Sammy Watkins, WR BUF
It was the Bills receiver Watkins, named by Carla Gruse, Jaron Foster, Jacob Feldman, Mike MacGregor, Mo Brewington, Adam Tzikas, Dwayne Brown and Andrew Lightener who has the DLF staff the most concerned. Before we get into their thoughts, the choice makes sense just looking at our ADP data. First of all, Watkins is currently slotted towards the bottom of the first round, and he’s also a player who has bounced between the first and second round of ADP all off-season.

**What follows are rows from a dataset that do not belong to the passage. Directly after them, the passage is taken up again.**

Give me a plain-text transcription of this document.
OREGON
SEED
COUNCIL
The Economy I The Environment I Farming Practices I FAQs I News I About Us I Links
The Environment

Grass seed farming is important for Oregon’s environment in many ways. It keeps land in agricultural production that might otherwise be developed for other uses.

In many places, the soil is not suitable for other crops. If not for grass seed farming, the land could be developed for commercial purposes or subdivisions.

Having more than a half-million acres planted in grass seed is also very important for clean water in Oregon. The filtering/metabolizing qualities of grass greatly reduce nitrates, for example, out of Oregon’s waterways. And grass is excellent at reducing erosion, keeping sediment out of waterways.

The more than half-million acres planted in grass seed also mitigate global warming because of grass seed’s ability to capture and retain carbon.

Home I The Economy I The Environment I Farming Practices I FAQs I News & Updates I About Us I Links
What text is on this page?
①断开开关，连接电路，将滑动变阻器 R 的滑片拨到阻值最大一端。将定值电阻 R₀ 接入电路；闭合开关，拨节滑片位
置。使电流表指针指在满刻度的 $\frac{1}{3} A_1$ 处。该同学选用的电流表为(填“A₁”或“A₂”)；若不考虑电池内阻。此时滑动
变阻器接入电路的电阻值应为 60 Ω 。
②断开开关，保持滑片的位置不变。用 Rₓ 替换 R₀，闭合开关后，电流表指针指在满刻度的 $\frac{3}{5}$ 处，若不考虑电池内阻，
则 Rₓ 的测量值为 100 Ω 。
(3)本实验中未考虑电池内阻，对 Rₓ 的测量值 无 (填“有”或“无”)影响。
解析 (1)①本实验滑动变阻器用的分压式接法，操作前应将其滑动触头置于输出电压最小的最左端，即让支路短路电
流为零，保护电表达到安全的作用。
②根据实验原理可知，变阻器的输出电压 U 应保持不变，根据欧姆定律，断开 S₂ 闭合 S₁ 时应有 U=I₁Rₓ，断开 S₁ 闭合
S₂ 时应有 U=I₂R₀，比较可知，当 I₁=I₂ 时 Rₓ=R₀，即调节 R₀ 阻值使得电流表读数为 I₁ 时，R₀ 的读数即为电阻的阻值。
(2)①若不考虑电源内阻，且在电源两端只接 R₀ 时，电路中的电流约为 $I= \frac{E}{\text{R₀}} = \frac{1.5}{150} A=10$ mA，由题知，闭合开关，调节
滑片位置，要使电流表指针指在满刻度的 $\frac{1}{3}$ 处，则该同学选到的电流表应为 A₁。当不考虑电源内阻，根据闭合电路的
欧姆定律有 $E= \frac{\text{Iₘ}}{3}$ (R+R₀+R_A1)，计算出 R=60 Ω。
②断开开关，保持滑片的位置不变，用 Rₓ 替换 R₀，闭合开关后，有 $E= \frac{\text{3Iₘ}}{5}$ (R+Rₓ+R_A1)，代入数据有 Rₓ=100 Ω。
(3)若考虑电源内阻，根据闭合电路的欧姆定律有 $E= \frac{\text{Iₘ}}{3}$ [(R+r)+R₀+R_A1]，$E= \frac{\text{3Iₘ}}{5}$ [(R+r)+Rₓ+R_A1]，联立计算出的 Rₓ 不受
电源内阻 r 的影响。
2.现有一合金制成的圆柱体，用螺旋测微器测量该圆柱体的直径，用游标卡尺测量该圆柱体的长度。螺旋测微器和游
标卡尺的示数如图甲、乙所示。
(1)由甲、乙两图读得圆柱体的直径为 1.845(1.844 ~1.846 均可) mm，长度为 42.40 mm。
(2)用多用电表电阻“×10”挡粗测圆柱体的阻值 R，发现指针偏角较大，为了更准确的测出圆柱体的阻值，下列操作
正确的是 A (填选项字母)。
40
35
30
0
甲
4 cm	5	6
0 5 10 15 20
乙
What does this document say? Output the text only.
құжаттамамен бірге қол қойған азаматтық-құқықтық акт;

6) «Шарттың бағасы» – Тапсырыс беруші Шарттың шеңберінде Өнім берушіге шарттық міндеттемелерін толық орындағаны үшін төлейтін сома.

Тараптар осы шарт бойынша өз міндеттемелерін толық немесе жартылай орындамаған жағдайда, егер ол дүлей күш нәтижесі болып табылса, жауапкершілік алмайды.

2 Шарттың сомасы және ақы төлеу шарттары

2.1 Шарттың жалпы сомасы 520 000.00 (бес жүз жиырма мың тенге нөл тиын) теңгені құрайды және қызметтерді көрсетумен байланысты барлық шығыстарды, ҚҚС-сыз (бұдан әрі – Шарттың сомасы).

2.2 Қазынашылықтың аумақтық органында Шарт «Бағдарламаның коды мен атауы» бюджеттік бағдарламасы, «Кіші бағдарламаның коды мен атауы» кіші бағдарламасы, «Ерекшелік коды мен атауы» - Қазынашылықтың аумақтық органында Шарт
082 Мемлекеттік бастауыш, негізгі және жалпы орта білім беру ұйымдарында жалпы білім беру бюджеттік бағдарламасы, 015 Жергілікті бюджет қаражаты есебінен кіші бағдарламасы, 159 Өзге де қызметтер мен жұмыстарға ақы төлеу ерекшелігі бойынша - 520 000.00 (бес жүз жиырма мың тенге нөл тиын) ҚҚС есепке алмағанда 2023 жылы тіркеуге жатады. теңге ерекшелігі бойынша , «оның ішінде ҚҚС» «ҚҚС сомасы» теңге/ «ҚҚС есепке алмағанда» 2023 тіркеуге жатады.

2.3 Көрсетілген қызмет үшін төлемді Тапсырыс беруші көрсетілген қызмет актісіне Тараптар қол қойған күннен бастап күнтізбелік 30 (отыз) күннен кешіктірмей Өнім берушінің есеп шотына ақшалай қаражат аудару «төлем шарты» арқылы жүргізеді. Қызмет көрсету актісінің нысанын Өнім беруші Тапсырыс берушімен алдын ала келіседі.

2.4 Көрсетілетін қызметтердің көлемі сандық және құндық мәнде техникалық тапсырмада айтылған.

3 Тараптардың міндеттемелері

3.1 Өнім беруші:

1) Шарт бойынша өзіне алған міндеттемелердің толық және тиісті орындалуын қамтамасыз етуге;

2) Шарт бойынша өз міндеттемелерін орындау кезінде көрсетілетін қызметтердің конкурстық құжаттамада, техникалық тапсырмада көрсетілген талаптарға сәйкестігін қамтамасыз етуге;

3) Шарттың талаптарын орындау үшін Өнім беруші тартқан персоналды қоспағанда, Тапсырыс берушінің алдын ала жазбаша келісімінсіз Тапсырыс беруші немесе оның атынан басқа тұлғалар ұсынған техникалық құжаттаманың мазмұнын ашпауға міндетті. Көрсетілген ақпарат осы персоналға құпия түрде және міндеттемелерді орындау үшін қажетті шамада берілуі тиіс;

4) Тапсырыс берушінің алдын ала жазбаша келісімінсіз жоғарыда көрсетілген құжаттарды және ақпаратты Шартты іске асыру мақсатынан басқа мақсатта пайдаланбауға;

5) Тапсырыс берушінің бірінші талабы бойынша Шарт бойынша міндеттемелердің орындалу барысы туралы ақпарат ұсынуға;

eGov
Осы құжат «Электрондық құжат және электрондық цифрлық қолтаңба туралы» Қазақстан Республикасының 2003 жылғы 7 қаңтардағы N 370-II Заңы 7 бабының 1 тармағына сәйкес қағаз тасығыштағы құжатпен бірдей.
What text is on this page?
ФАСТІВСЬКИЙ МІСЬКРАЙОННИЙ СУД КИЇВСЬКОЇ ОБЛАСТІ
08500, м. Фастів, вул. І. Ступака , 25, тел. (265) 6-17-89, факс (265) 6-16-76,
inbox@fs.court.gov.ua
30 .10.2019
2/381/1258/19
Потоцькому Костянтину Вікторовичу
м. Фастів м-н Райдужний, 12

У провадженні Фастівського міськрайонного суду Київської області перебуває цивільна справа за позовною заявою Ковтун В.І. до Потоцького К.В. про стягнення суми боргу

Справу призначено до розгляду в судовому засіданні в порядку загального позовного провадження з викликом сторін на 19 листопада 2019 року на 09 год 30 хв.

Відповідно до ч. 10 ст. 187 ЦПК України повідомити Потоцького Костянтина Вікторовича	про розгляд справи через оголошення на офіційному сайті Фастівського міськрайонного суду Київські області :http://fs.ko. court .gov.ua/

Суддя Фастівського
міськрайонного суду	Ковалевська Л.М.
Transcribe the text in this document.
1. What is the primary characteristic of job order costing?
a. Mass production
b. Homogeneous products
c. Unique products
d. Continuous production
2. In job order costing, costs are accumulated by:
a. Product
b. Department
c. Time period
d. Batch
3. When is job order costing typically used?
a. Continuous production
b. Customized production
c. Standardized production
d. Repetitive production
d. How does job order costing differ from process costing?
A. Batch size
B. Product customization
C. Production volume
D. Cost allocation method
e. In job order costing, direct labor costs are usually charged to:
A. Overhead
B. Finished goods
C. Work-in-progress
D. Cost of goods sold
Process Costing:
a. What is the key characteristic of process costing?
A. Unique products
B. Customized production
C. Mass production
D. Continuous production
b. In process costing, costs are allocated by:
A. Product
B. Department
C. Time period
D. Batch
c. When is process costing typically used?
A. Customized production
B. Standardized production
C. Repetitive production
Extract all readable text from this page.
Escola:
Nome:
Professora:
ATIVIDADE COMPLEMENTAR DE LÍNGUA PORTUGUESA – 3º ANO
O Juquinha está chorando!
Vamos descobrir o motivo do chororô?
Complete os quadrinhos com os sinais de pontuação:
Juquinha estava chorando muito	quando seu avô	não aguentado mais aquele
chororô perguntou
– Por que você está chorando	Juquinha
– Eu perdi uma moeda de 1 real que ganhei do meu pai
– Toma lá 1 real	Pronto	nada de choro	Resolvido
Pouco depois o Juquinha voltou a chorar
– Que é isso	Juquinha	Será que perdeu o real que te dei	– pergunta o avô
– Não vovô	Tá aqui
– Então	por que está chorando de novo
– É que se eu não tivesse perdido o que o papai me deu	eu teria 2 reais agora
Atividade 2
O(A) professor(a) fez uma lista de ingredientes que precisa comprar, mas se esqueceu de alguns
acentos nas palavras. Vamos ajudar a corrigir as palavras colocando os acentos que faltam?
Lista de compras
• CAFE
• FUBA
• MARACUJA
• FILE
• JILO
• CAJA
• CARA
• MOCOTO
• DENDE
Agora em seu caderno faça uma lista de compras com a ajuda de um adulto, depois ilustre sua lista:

Watkins takes a lot of heat for a first round startup player and when reading the responses of the group above, it makes sense. Among the worries surrounding Watkins are his own health, his quarterback and the overall quality of the Buffalo Bills offense.
I’ll add in my two cents and it probably won’t surprise you, but I’m tabbing Gurley as my player to avoid in the first round. The reasons are basically the same as the ones mentioned by my cohorts above. It is unlikely that I would select any running back as my first overall player, but due to some of the concerns about the Rams offense and Gurley’s lack of usage as a receiver out of the backfield, I’ve moved rookie Ezekiel Elliott up to my overall RB1 spot. If I do go with a running back, it would be him, not Gurley.
In the next installment of this new series, I’ll be back with some help from my friends to find the best value in the first round. If you thought it was difficult to identify a risky player among the top 12, just wait for this!